Cox rings of rational surfaces and applications of double point divisors

Abstract

This thesis consists of three parts; (1) Cox rings of rational surfaces, (2) Anticanonical models, and (3) Double point divisors. The first two parts are related by redundant blow-ups or redundant minimal model program, but the third part is independent of them.In the first part, we study redundant blow-ups based on Sakai`s work on the anticanonical models of rational surfaces. We show the existence of redundant blow-ups, and then, we classify them. It turns out that redundant blow-ups play a dominant role in studying morphisms between rational surfaces with finitely generated Cox rings. Furthermore, we prove that the finite generation of Cox rings are preserved under redundant blow-ups with some suitable assumptions.

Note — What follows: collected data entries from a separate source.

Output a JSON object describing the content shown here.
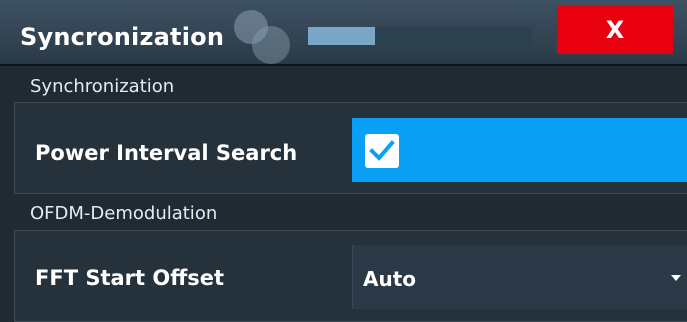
{
  "dialog": {
    "title": "Syncronization",
    "progress": 0.3,
    "close_label": "X"
  },
  "sections": {
    "sync": {
      "label": "Synchronization",
      "power_interval_search": {
        "label": "Power Interval Search",
        "checked": true
      }
    },
    "ofdm": {
      "label": "OFDM-Demodulation",
      "fft_start_offset": {
        "label": "FFT Start Offset",
        "value": "Auto"
      }
    }
  },
  "colors": {
    "accent": "#0aa0f5",
    "close": "#e8000f",
    "background": "#1f2a33"
  },
  "icons": [
    "close-icon",
    "checkmark-icon",
    "chevron-down-icon"
  ]
}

For this purpose, we directly control extremal rays of effective cones of rational surfaces. We also construct many new examples of rational surfaces with finitely generated Cox rings. In particular, we show that certain minimal resolutions of rational Q-homology projective planes and some general blow-ups of weighted projective planes have finitely generated Cox rings.To understand the structures of Fano type varieties, we study their anticanonical models and maps in the second part of this thesis. Our principal aim is to generalize Sakai`s work to higher dimensional varieties. Although canonical models have only canonical singularities, anticanonical models can have very bad singularities. Thus, we first characterize varieties whose anticanonical models have mild singularities. The canonical maps of varieties of general type are relatively well understood by recent developments of the minimal model program. Thus, we also study the structure of the anticanonical maps using so-called redundant minimal model program. We note that only the redundant blow-ups of terminal varieties with big anticanonical divisor preserve the anticanonical models, whereas every blow blow-ups of terminal varieties of general type preserves the canonical models. In surf...